MA132 Foundations
Lecturer: Josephine Evans
Term(s): Term 1
Status for Mathematics students: Core
Commitment: 30 lectures, assignments with weekly online quizzes based on them
Assessment: 15% from online quizzes and 85% from exam
Formal registration prerequisites: None
Assumed knowledge: Grade A in A-level Maths or equivalent.
Useful background: Some elementary knowledge of modular arithmetic, induction principle, set notation.
Synergies: Most later pure mathematics modules specifically:
Leads to: The following modules have this module listed as assumed knowledge or useful background:
- MA222 Metric Spaces
- MA260 Norms, Metrics and Topologies
- MA257 Introduction to Number Theory
- MA263 Multivariable Analysis
- MA3A6 Algebraic Number Theory
- MA3H3 Set Theory
Aims: University mathematics introduces progressively more and more abstract ideas and structures, and demands more and more in the way of proof, until by the end of a mathematics degree most of the student's time is occupied with understanding proofs and creating his or her own. This is not because university mathematicians are more pedantic than schoolteachers, but because proof is how one knows things in mathematics, and it is in its proofs that the strength and richness of mathematics is to be found.

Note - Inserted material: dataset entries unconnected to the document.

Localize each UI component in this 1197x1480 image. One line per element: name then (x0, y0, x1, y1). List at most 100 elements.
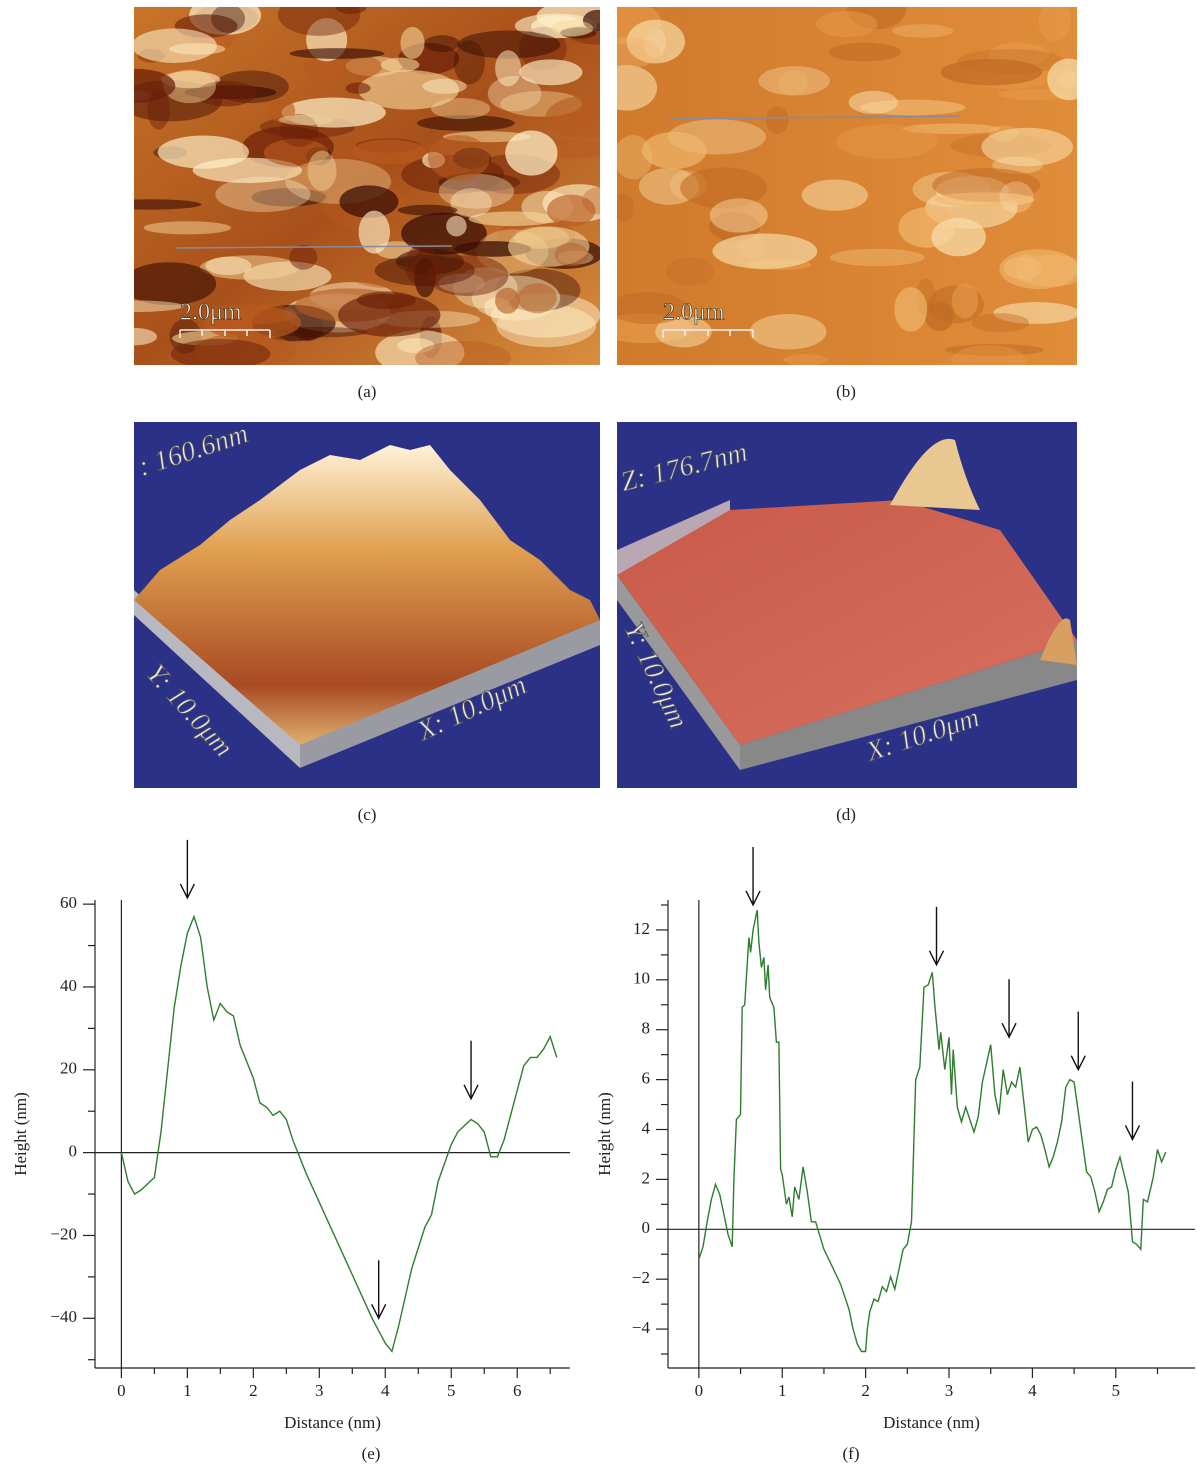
x-axis-label: Distance (nm) (883, 1413, 980, 1432)
texture (346, 82, 371, 94)
y-tick-label: 6 (642, 1069, 651, 1088)
texture (1016, 254, 1036, 283)
texture (555, 243, 588, 267)
arrow (1125, 1081, 1139, 1139)
x-tick-label: 0 (117, 1381, 126, 1400)
texture (111, 328, 157, 346)
texture (99, 69, 175, 103)
arrow (930, 907, 944, 965)
texture (215, 177, 310, 212)
texture (830, 249, 925, 266)
x-tick-label: 4 (381, 1381, 390, 1400)
texture (981, 128, 1073, 167)
panel-label: (c) (358, 805, 377, 824)
texture (642, 132, 707, 169)
texture (590, 37, 660, 68)
texture (431, 98, 490, 119)
texture (381, 58, 420, 72)
profile-curve (121, 917, 556, 1352)
x-tick-label: 1 (778, 1381, 787, 1400)
texture (211, 4, 245, 32)
texture (428, 135, 490, 180)
texture (766, 106, 789, 134)
y-tick-label: 4 (642, 1118, 651, 1137)
texture (279, 115, 334, 125)
texture (289, 245, 317, 270)
texture (144, 221, 231, 234)
texture (551, 20, 593, 36)
texture (398, 205, 458, 216)
texture (518, 283, 557, 313)
y-tick-label: 0 (642, 1218, 651, 1237)
texture (519, 59, 582, 85)
y-tick-label: 8 (642, 1019, 651, 1038)
texture (849, 91, 898, 114)
texture (424, 35, 459, 52)
texture (614, 193, 634, 222)
texture (1047, 59, 1090, 101)
texture (132, 28, 217, 63)
texture (505, 131, 557, 176)
texture (454, 40, 485, 84)
texture (422, 79, 466, 94)
arrow (1002, 979, 1016, 1037)
texture (400, 27, 424, 59)
y-tick-label: 2 (642, 1168, 651, 1187)
y-tick-label: 10 (633, 969, 650, 988)
panel-label: (b) (836, 382, 856, 401)
texture (758, 66, 829, 95)
texture (750, 314, 827, 350)
texture (98, 199, 201, 209)
texture (952, 283, 978, 318)
panel-label: (f) (843, 1444, 860, 1463)
texture (171, 339, 271, 369)
y-axis-label: Height (nm) (595, 1092, 614, 1176)
texture (784, 354, 828, 365)
x-tick-label: 5 (1112, 1381, 1121, 1400)
scale-label: 2.0μm (663, 300, 725, 326)
texture (940, 59, 1042, 85)
texture (596, 65, 657, 110)
afm-image (579, 0, 1091, 376)
y-tick-label: 20 (60, 1059, 77, 1078)
texture (971, 313, 1029, 332)
panel-label: (d) (836, 805, 856, 824)
arrow (180, 840, 194, 898)
arrow (464, 1041, 478, 1099)
texture (1039, 0, 1071, 41)
x-tick-label: 3 (945, 1381, 954, 1400)
profile-curve (699, 910, 1166, 1352)
x-tick-label: 4 (1028, 1381, 1037, 1400)
texture (925, 302, 954, 331)
y-tick-label: 0 (69, 1142, 78, 1161)
x-tick-label: 6 (513, 1381, 522, 1400)
arrow (1071, 1012, 1085, 1070)
y-axis-label: Height (nm) (11, 1092, 30, 1176)
texture (336, 1, 367, 14)
y-tick-label: 40 (60, 976, 77, 995)
x-tick-label: 5 (447, 1381, 456, 1400)
x-tick-label: 3 (315, 1381, 324, 1400)
arrow (746, 847, 760, 905)
texture (999, 181, 1033, 212)
panel-label: (a) (358, 382, 377, 401)
x-tick-label: 2 (249, 1381, 258, 1400)
texture (712, 234, 817, 269)
texture (892, 24, 953, 38)
y-tick-label: −40 (50, 1307, 77, 1326)
texture (158, 136, 249, 169)
texture (829, 43, 901, 62)
texture (427, 255, 508, 296)
texture (446, 216, 467, 237)
y-tick-label: −4 (632, 1318, 651, 1337)
scale-label: 2.0μm (180, 300, 242, 326)
texture (710, 198, 768, 232)
texture (290, 48, 385, 59)
x-tick-label: 0 (695, 1381, 704, 1400)
texture (495, 50, 521, 86)
texture (665, 257, 713, 286)
texture (86, 300, 184, 312)
texture (205, 257, 251, 275)
texture (816, 11, 878, 37)
texture (894, 287, 927, 332)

Learning to deal with abstraction and with proofs takes time. This module aims to bridge the gap between school and university mathematics, by beginning with some rather concrete techniques where the emphasis is on calculation, and gradually moving towards abstraction and proof.
Indicative Content:
-
Naive Set Theory, Counting and Lists:
Sets and functions, injections, surjections and bijections, permutations.

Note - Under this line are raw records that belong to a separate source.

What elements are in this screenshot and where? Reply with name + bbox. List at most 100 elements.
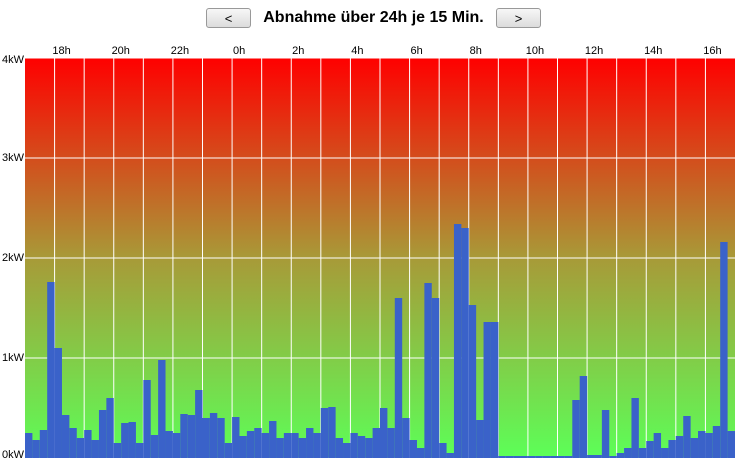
- y-tick-label: 3kW: [2, 152, 25, 164]
- bar: [498, 456, 506, 458]
- bar: [76, 438, 85, 458]
- bar: [461, 228, 469, 458]
- y-tick-label: 1kW: [2, 352, 25, 364]
- bar: [690, 438, 699, 458]
- bar: [579, 376, 588, 458]
- bar: [550, 456, 558, 458]
- bar: [254, 428, 262, 458]
- y-tick-label: 0kW: [2, 449, 25, 461]
- bar: [298, 438, 307, 458]
- bar: [224, 443, 233, 458]
- x-tick-label: 22h: [171, 45, 189, 57]
- bar: [661, 448, 669, 458]
- bar: [453, 224, 462, 458]
- bar: [61, 415, 70, 458]
- bar: [143, 380, 151, 458]
- bar: [91, 440, 99, 458]
- bar: [39, 430, 48, 458]
- bar: [195, 390, 203, 458]
- y-tick-label: 4kW: [2, 54, 25, 66]
- bar: [232, 417, 240, 458]
- bar: [165, 431, 173, 458]
- bar: [283, 433, 292, 458]
- bar: [646, 441, 654, 458]
- bar: [698, 431, 706, 458]
- bar: [261, 433, 270, 458]
- bar: [217, 418, 225, 458]
- bar: [527, 456, 536, 458]
- x-tick-label: 20h: [112, 45, 130, 57]
- bar: [69, 428, 77, 458]
- bar: [335, 438, 344, 458]
- bar: [720, 242, 728, 458]
- bar: [180, 414, 188, 458]
- bar: [372, 428, 380, 458]
- bar: [424, 283, 432, 458]
- bar: [409, 440, 417, 458]
- next-button[interactable]: >: [496, 8, 541, 28]
- bar: [609, 456, 617, 458]
- bar: [54, 348, 62, 458]
- bar: [187, 415, 196, 458]
- bar: [624, 448, 632, 458]
- bar: [113, 443, 122, 458]
- bar: [416, 448, 425, 458]
- bar: [32, 440, 40, 458]
- bar: [712, 426, 721, 458]
- bar: [158, 360, 166, 458]
- bar: [468, 305, 477, 458]
- bar: [520, 456, 528, 458]
- bar: [150, 435, 159, 458]
- bar: [343, 443, 351, 458]
- bar: [638, 448, 647, 458]
- bar: [320, 408, 329, 458]
- bar: [202, 418, 210, 458]
- bar: [431, 298, 440, 458]
- bar: [84, 430, 92, 458]
- bar: [542, 456, 551, 458]
- bar: [47, 282, 55, 458]
- x-tick-label: 2h: [292, 45, 304, 57]
- bar: [601, 410, 610, 458]
- bar: [476, 420, 484, 458]
- bar: [209, 413, 218, 458]
- bar: [535, 456, 543, 458]
- bar: [313, 433, 321, 458]
- bar: [402, 418, 410, 458]
- bar: [483, 322, 491, 458]
- bar: [25, 433, 33, 458]
- x-tick-label: 4h: [351, 45, 363, 57]
- bar: [557, 456, 565, 458]
- bar: [365, 438, 373, 458]
- bar: [328, 407, 336, 458]
- bar: [631, 398, 639, 458]
- bar: [572, 400, 580, 458]
- prev-button[interactable]: <: [206, 8, 251, 28]
- bar: [387, 428, 395, 458]
- bar: [306, 428, 314, 458]
- bar: [128, 422, 136, 458]
- bar: [276, 438, 284, 458]
- bar: [172, 433, 181, 458]
- x-tick-label: 0h: [233, 45, 245, 57]
- bar: [380, 408, 388, 458]
- bar: [357, 436, 366, 458]
- bar: [350, 433, 358, 458]
- bar: [683, 416, 691, 458]
- bar: [513, 456, 521, 458]
- bar: [135, 443, 144, 458]
- x-tick-label: 6h: [410, 45, 422, 57]
- bar: [594, 455, 602, 458]
- bar: [616, 453, 625, 458]
- x-tick-label: 16h: [703, 45, 721, 57]
- bar: [653, 433, 662, 458]
- x-tick-label: 14h: [644, 45, 662, 57]
- x-tick-label: 18h: [52, 45, 70, 57]
- bar: [239, 436, 247, 458]
- bar: [446, 453, 454, 458]
- x-tick-label: 8h: [470, 45, 482, 57]
- bar: [121, 423, 129, 458]
- bar: [246, 431, 255, 458]
- bar: [564, 456, 573, 458]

Lists, sublists, lists as functions, strings.
Subsets, power sets, partition, infinite versus finite, Cantor's Theorem. - Operations on Sets, Lists, Functions:
Ordered pairs, cartesian products, functions and graphs, functions and lookup tables.
Union, intersection, set difference, list concatenation.
Composition, iteration, orbits, Cantor-Schroeder-Bernstein, cardinalities. - Relations:
Reflexive, symmetric, transitive.
Orders, equivalence classes and relations: integers, rational numbers, partitions.
Kernels and co-kernels, well-definedness, modular arithmetic. - Logic:
Variables, booleans, negation, operations.
Operators and formulas via truth tables.
Quantifiers, tautologies, deduction rules. - Proof:
What is proof? False proofs, examples, subtle issues (diagrams, hand-waving)
Kinds of proof: direct, contraposition, contradiction, construction, cases.
Recursion, induction, pigeonhole principle, counting. - Algorithms in Algebra and Cryptography:
What is algorithm? Euclid's algorithm, operational complexity, P=NP
Discrete Logarithm, introduction to cryptography, Diffie-Hellman key exchange.
Prime factorisation, primality testing, Chinese Remainder Theorem
RSA (Rivest–Shamir–Adleman) public key exchange
Objectives: Students will work with number systems and develop fluency with their properties; they will learn the language of sets and quantifiers, of functions and relations and will become familiar with various methods and styles of proof.
Books:
None of these is the course text, but each would be useful, especially the first:
A.F.Beardon, Algebra and Geometry, CUP, 2005.
I.N. Stewart and D.O. Tall, Foundations of Mathematics, OUP, 1977.
J. A. Green, Sets and Groups; First Course in Algebra, Chapman and Hall, 1995.